A 401k and an IRA are both tax-advantaged accounts that incentivize saving/investing for retirement. They both restrict withdrawals from the account in exchange for deferring or excluding taxes.
The quick rundown of the differences are the following: you have more flexibility investing in an IRA, you have a higher contribution limit for a 401k, and your employer potentially matches contributions in your 401k (basically gives you free money in the account). But let’s go into some more detail.
A 401k plan is an employer sponsored retirement plan. Not all employers offer one, but many large companies do. Most offer only a Traditional 401k, but there are some companies with Roth 401k options. The employer chooses which type of account to offer and has it set up with a plan manager. There are usually specific funds available for you to invest in within the account. You usually just fill out a form to assign how much of your paycheck you would like to put into the account and how to divide it up into the different options.
There are some restrictions on withdrawing the money put into this account but you get tax benefits in return. These restrictions and benefits depend on with type of contribution you make (Traditional vs Roth). The annual contribution limit is fairly high (in 2015 it is $18,000 if you are under 50 years old, $24,000 if you are over 50).
The big advantage to contributing to your 401k is employer matching. Your employer may match your contribution which means as you put money into the 401k, your employer will also give you money to put into the account.
For example, if your company has 100% matching up to 4% of your income and you make 100k annual salary, you can contribute 4k and your company will put in 4k. This effectively makes your annual salary 104k with 8k being paid to you through your 401k. If the company’s matching was only 50%, they will put in 2k when you put in your 4k in the example above.

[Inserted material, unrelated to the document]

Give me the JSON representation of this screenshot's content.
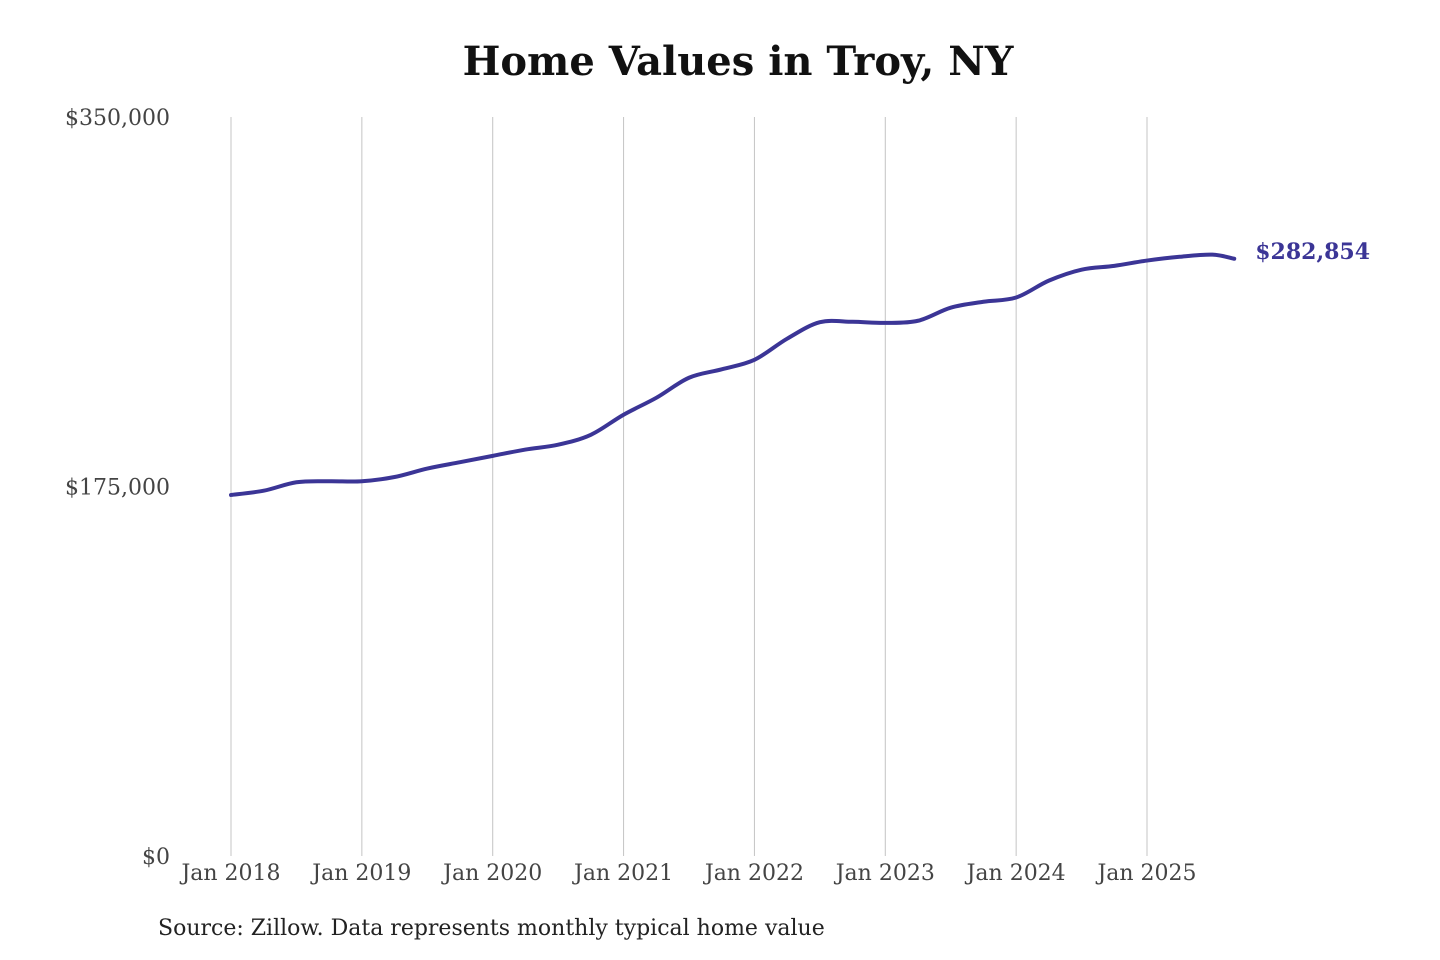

However, the company matched amount usually vests over some period of time which means if you leave the company, you only get the amount you are vested in. For example, if your company has a vesting schedule of 4 years evenly distributed, then in the first example above with 100% matching, you would get claim to an additional 1k each year.
You are also always 100% vested in your own contributions. So let’s take that example and say you don’t contribute anymore after the first year. If you leave after 3 years with the company, you would be entitled to 3k of the 4k match from your first year as well as your own 4k contribution plus whatever gains that 7k earned in the account.
Individual Retirement Account (IRA)
An IRA is an individual retirement account, meaning you will have to set it up yourself. You will need to reach out to a broker (Charles Schwab, Fidelity, TD Ameritrade, etc.) to set up an account and you decide whether you want to open a Traditional or Roth type. You manually move money into the account which has a smaller annual contribution limit ($6,000 in 2021, $7,000 if you are over 50) relative to the 401k.
You get the same restrictions and tax benefits in the IRA for the same type of contribution (Traditional vs Roth), but there are income limits to making these contributions. The main benefit of using an IRA is investment flexibility: you aren’t restricted to the investments made in the account. You can invest in individual stocks or mutual funds or index funds of your choice.